Son iki yazımızı okuyanların malumudur, şu korona virüs nedeni ile gönüllü veya mecburi evlerimizdeyiz; bu zaman diliminde manevi zenginliği ve derinliği yaşamak için, halvet ve riyazete niyet etmeyi; halvet ve riyazete başlarken istiğfar ve tövbe’y esas merkeze almak gerektiğini yazmıştık.
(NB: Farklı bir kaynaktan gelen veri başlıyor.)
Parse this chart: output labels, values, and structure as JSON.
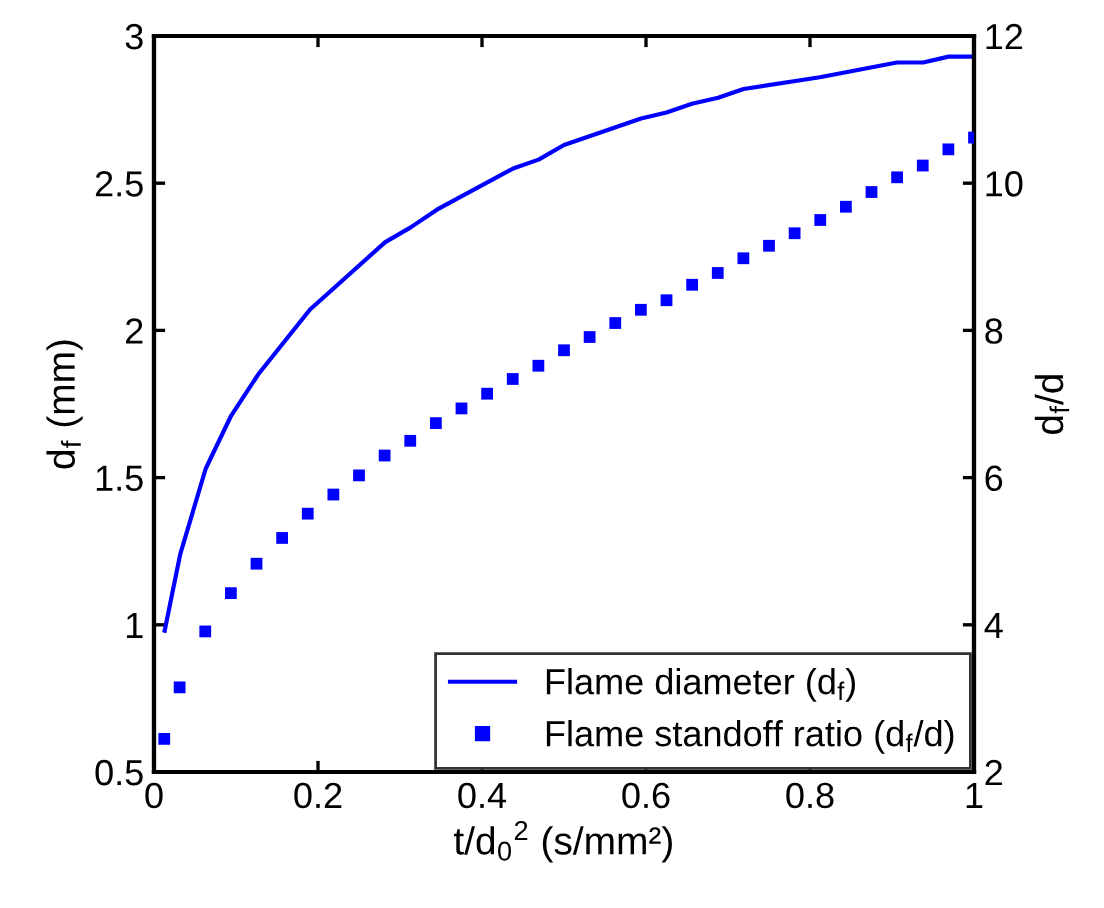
{
  "chart_data": {
    "type": "line",
    "xlabel": "t/d$_{0}$$^{2}$ (s/mm²)",
    "ylabel": "d$_{f}$ (mm)",
    "y2label": "d$_{f}$/d",
    "xlim": [
      0,
      1
    ],
    "xticks": [
      0,
      0.2,
      0.4,
      0.6,
      0.8,
      1
    ],
    "ylim": [
      0.5,
      3
    ],
    "yticks": [
      0.5,
      1,
      1.5,
      2,
      2.5,
      3
    ],
    "y2lim": [
      2,
      12
    ],
    "y2ticks": [
      2,
      4,
      6,
      8,
      10,
      12
    ],
    "legend": "bottom right",
    "grid": false,
    "series": [
      {
        "name": "Flame diameter (d$_{f}$)",
        "color": "#0000ff",
        "marker": "none",
        "line_style": "solid",
        "x": [
          0.013,
          0.032,
          0.063,
          0.094,
          0.127,
          0.19,
          0.282,
          0.313,
          0.345,
          0.438,
          0.469,
          0.5,
          0.594,
          0.625,
          0.656,
          0.688,
          0.719,
          0.812,
          0.906,
          0.938,
          0.969,
          1.0
        ],
        "values": [
          0.98,
          1.24,
          1.53,
          1.71,
          1.85,
          2.07,
          2.3,
          2.35,
          2.41,
          2.55,
          2.58,
          2.63,
          2.72,
          2.74,
          2.77,
          2.79,
          2.82,
          2.86,
          2.91,
          2.91,
          2.93,
          2.93
        ]
      },
      {
        "name": "Flame standoff ratio (d$_{f}$/d)",
        "type": "scatter",
        "axis": "y2",
        "color": "#0000ff",
        "marker": "square",
        "x": [
          0.0125,
          0.03125,
          0.0625,
          0.09375,
          0.125,
          0.15625,
          0.1875,
          0.21875,
          0.25,
          0.28125,
          0.3125,
          0.34375,
          0.375,
          0.40625,
          0.4375,
          0.46875,
          0.5,
          0.53125,
          0.5625,
          0.59375,
          0.625,
          0.65625,
          0.6875,
          0.71875,
          0.75,
          0.78125,
          0.8125,
          0.84375,
          0.875,
          0.90625,
          0.9375,
          0.96875,
          1.0
        ],
        "values": [
          2.45,
          3.15,
          3.91,
          4.43,
          4.83,
          5.18,
          5.51,
          5.77,
          6.03,
          6.3,
          6.5,
          6.74,
          6.94,
          7.14,
          7.34,
          7.52,
          7.73,
          7.91,
          8.1,
          8.28,
          8.41,
          8.62,
          8.78,
          8.98,
          9.15,
          9.32,
          9.5,
          9.68,
          9.88,
          10.08,
          10.24,
          10.46,
          10.62
        ]
      }
    ]
  }
}
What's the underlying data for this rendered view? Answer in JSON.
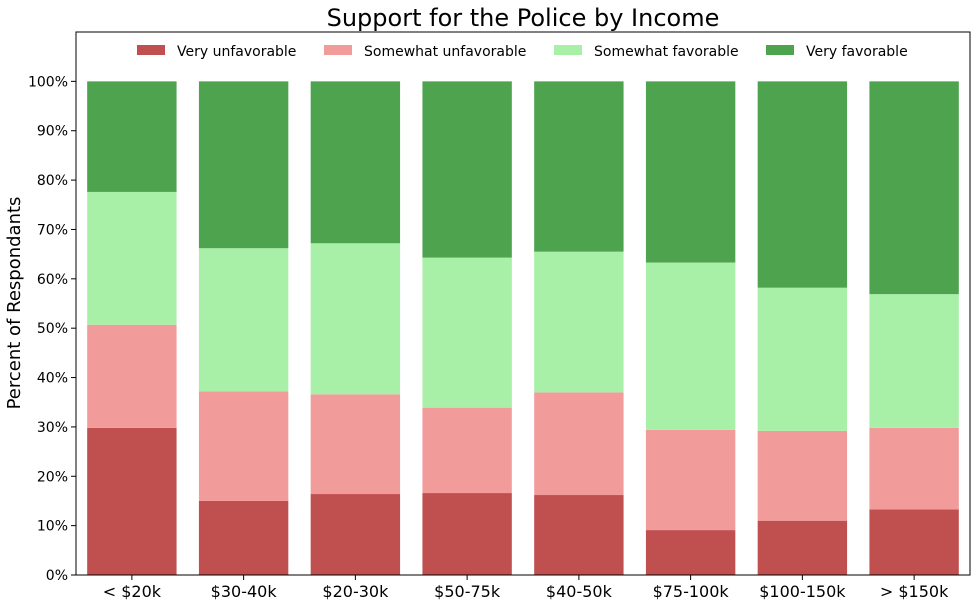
{
  "chart_data": {
    "type": "bar",
    "stacked": true,
    "title": "Support for the Police by Income",
    "xlabel": "",
    "ylabel": "Percent of Respondants",
    "ylim": [
      0,
      110
    ],
    "yticks": [
      "0%",
      "10%",
      "20%",
      "30%",
      "40%",
      "50%",
      "60%",
      "70%",
      "80%",
      "90%",
      "100%"
    ],
    "grid": false,
    "legend_position": "top-center",
    "categories": [
      "< $20k",
      "$30-40k",
      "$20-30k",
      "$50-75k",
      "$40-50k",
      "$75-100k",
      "$100-150k",
      "> $150k"
    ],
    "series": [
      {
        "name": "Very unfavorable",
        "color": "#c05050",
        "values": [
          29.8,
          15.0,
          16.4,
          16.6,
          16.2,
          9.1,
          11.0,
          13.3
        ]
      },
      {
        "name": "Somewhat unfavorable",
        "color": "#f29b9b",
        "values": [
          20.9,
          22.2,
          20.2,
          17.3,
          20.8,
          20.3,
          18.2,
          16.5
        ]
      },
      {
        "name": "Somewhat favorable",
        "color": "#a8f0a8",
        "values": [
          26.9,
          29.0,
          30.6,
          30.4,
          28.5,
          33.9,
          29.0,
          27.1
        ]
      },
      {
        "name": "Very favorable",
        "color": "#4ea34e",
        "values": [
          22.4,
          33.8,
          32.8,
          35.7,
          34.5,
          36.7,
          41.8,
          43.1
        ]
      }
    ]
  }
}
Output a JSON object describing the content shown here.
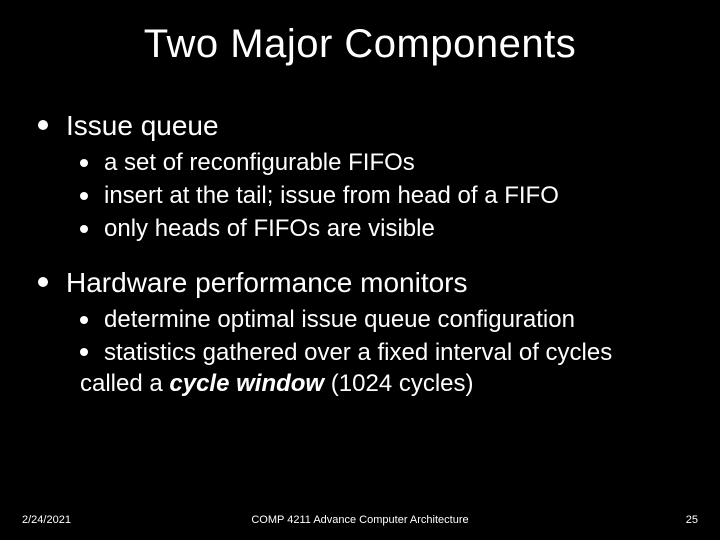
{
  "title": "Two Major Components",
  "sections": [
    {
      "heading": "Issue queue",
      "items": [
        "a set of reconfigurable FIFOs",
        "insert at the tail; issue from head of a FIFO",
        "only heads of FIFOs are visible"
      ]
    },
    {
      "heading": "Hardware performance monitors",
      "items": [
        "determine optimal issue queue configuration",
        "statistics gathered over a fixed interval of cycles called a "
      ],
      "emph": "cycle window",
      "tail": " (1024 cycles)"
    }
  ],
  "footer": {
    "date": "2/24/2021",
    "center": "COMP 4211 Advance Computer Architecture",
    "page": "25"
  },
  "style": {
    "background_color": "#000000",
    "text_color": "#ffffff",
    "title_fontsize": 40,
    "l1_fontsize": 28,
    "l2_fontsize": 24,
    "footer_fontsize": 11,
    "bullet_l1_diameter": 10,
    "bullet_l2_diameter": 8,
    "slide_width": 720,
    "slide_height": 540
  }
}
Halvet ve riyazette mutad ibadetlerimizin yanında, evrâd’u ezkâr ve dua çok önemli yer tutar. İşte şimdi bunu yazdık. Hadi buyurun okuyalım çok uzun değil.
Tanımlar
Evrâd, sözlükte “gelmek, girmek, çeşmeye varmak, suya gelen topluluk, akan su ve dere” gibi mânâları olan ‘vird’ kelimesinin çoğuludur.
Dini literatürde evrad kelimesi zamanla, gece ve gündüzde, ibadete ayrılan vakit, Kur’ân’dan her bir cüz, her gün rutin olarak okunması görev hâline getirilen dua veya zikir gibi anlamlar için de kullanılır hâle gelmiştir.
Gerçi Kur’ân-ı Kerîm’de günün değişik zamanlarında Allah’ı zikir ve tesbih emredilmekle beraber vird kelimesi bu anlamda kullanılmamıştır.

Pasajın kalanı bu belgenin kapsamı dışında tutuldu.